In this talk, we explore whether such a speedup is possible for geometric coloring problems. On the one hand, geometric objects can behave similarly to planar graphs:  3-Coloring can be solved in time 2^{O(sqrt{n})} on the intersection graph of n disks in the plane and, assuming the ETH, there is no such algorithm with running time 2^{o(sqrt{n})}. On the other hand, if the number k of colors is part of the input, then no such speedup is possible: Coloring the intersection graph of n unit disks with k colors cannot be solved in time 2^{o(n)}, assuming the ETH. More precisely, we exhibit a smooth increase of complexity as the number k of colors increases: the problem of coloring the intersection graph of n unit disks with k colors
(i)  can be solved in time exp ( O(sqrt{nk} log n) ), and
(ii) cannot be solved in time exp ( o(sqrt{nk}) ), unless the ETH fails.

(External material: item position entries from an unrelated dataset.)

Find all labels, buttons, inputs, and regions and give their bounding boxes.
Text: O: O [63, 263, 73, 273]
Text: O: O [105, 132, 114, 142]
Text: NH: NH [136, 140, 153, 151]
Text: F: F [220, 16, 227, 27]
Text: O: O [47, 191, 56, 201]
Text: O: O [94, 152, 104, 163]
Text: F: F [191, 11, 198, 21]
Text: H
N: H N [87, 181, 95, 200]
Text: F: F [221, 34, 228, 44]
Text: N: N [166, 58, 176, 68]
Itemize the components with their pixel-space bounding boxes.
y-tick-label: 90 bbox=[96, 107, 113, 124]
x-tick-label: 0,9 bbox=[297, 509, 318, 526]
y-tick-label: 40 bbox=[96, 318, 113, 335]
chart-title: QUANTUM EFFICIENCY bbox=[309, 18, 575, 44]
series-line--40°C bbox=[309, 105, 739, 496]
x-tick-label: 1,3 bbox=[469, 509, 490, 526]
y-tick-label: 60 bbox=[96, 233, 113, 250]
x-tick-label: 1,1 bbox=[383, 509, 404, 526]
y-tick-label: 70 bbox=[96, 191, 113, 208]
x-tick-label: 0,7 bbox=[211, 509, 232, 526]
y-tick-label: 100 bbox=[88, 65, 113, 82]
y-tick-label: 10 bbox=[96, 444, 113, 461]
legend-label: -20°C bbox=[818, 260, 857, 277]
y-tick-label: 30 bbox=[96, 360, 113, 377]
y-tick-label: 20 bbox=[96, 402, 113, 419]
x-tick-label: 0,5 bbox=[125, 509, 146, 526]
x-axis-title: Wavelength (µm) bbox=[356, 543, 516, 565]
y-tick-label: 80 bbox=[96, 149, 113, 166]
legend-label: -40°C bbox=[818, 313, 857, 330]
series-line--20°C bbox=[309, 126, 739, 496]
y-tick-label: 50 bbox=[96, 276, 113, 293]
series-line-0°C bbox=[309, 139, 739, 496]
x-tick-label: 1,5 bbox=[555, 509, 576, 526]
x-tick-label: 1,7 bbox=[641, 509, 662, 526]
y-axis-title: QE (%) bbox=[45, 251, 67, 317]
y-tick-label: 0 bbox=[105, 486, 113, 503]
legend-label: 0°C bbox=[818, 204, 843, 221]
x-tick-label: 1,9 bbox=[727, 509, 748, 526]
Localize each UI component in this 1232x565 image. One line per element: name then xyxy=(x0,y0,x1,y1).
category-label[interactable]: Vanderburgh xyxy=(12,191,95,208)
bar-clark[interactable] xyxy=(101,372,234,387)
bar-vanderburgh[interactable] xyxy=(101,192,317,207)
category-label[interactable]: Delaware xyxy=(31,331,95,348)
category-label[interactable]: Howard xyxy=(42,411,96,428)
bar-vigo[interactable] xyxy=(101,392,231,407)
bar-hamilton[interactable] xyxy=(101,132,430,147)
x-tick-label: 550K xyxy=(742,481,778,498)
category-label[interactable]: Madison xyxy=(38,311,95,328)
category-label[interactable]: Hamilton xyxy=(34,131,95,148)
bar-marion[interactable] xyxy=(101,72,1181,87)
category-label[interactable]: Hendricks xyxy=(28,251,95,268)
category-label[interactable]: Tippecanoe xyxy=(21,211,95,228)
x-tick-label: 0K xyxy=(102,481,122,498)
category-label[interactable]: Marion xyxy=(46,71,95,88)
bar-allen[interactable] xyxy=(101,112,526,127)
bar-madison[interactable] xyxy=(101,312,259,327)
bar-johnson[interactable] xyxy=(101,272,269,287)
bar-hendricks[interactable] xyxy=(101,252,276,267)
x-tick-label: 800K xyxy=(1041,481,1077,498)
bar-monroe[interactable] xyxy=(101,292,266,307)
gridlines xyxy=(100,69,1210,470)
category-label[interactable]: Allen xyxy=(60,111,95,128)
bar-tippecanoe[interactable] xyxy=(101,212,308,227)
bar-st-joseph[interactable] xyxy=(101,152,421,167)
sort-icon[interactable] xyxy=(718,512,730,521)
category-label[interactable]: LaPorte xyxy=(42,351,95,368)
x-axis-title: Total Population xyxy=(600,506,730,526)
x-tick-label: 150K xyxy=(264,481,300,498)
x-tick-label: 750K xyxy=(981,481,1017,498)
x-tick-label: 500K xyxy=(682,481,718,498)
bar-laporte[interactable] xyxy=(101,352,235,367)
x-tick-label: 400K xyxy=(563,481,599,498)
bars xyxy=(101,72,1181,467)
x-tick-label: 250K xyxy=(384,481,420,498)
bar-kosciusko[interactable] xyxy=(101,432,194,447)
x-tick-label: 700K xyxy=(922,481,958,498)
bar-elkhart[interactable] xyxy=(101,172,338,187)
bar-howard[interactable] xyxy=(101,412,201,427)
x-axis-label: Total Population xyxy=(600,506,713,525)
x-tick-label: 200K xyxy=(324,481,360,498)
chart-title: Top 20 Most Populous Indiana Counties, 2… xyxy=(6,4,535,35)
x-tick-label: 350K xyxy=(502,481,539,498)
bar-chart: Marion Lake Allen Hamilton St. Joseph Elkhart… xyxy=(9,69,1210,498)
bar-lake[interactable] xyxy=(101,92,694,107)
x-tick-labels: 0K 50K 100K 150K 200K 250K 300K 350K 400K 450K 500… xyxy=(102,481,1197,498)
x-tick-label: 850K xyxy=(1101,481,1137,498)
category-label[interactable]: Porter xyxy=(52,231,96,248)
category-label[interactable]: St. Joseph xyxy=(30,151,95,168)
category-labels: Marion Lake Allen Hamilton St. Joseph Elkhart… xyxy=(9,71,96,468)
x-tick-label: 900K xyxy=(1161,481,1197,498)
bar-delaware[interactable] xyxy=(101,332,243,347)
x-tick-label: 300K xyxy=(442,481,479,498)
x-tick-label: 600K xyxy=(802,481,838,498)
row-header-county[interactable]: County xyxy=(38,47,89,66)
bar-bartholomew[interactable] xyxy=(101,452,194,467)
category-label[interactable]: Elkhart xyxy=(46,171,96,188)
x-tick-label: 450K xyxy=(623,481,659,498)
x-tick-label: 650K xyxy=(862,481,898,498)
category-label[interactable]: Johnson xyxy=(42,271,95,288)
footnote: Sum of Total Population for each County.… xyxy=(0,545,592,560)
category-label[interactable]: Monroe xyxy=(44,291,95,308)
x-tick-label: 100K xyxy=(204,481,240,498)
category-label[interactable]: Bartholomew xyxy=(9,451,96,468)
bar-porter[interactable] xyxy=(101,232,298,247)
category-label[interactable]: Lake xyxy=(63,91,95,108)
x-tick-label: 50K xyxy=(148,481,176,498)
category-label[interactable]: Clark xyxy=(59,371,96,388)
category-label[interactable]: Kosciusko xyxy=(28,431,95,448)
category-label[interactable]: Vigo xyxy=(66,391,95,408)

More generally, we consider the problem of coloring d-dimensional balls in the Euclidean space and obtain analogous results showing that the problem
(i) can be solved in time exp ( O(n^{1-1/d} k^{1/d} log n)), and
\item cannot be solved in time exp (O(n^{1-1/d-epsilon} k^{1/d})) for any epsilon>0, unless the ETH fails.

Finally, we prove that fatness is crucial to obtain subexponential algorithms for coloring.
We show that an existence of an algorithm for 4-Coloring an intersection graph of segments in time 2^{o(n)}, using a constant number of colors, already refutes the ETH. On the other hand, 3-Coloring can be solved in time 2^{O(n^{2/3} log n} in the class of string graphs.

The results are obtained as joint work with Csaba Biro, Edouard Bonnet, Daniel Marx, Tillmann Miltzow, and Stephan Thomasse.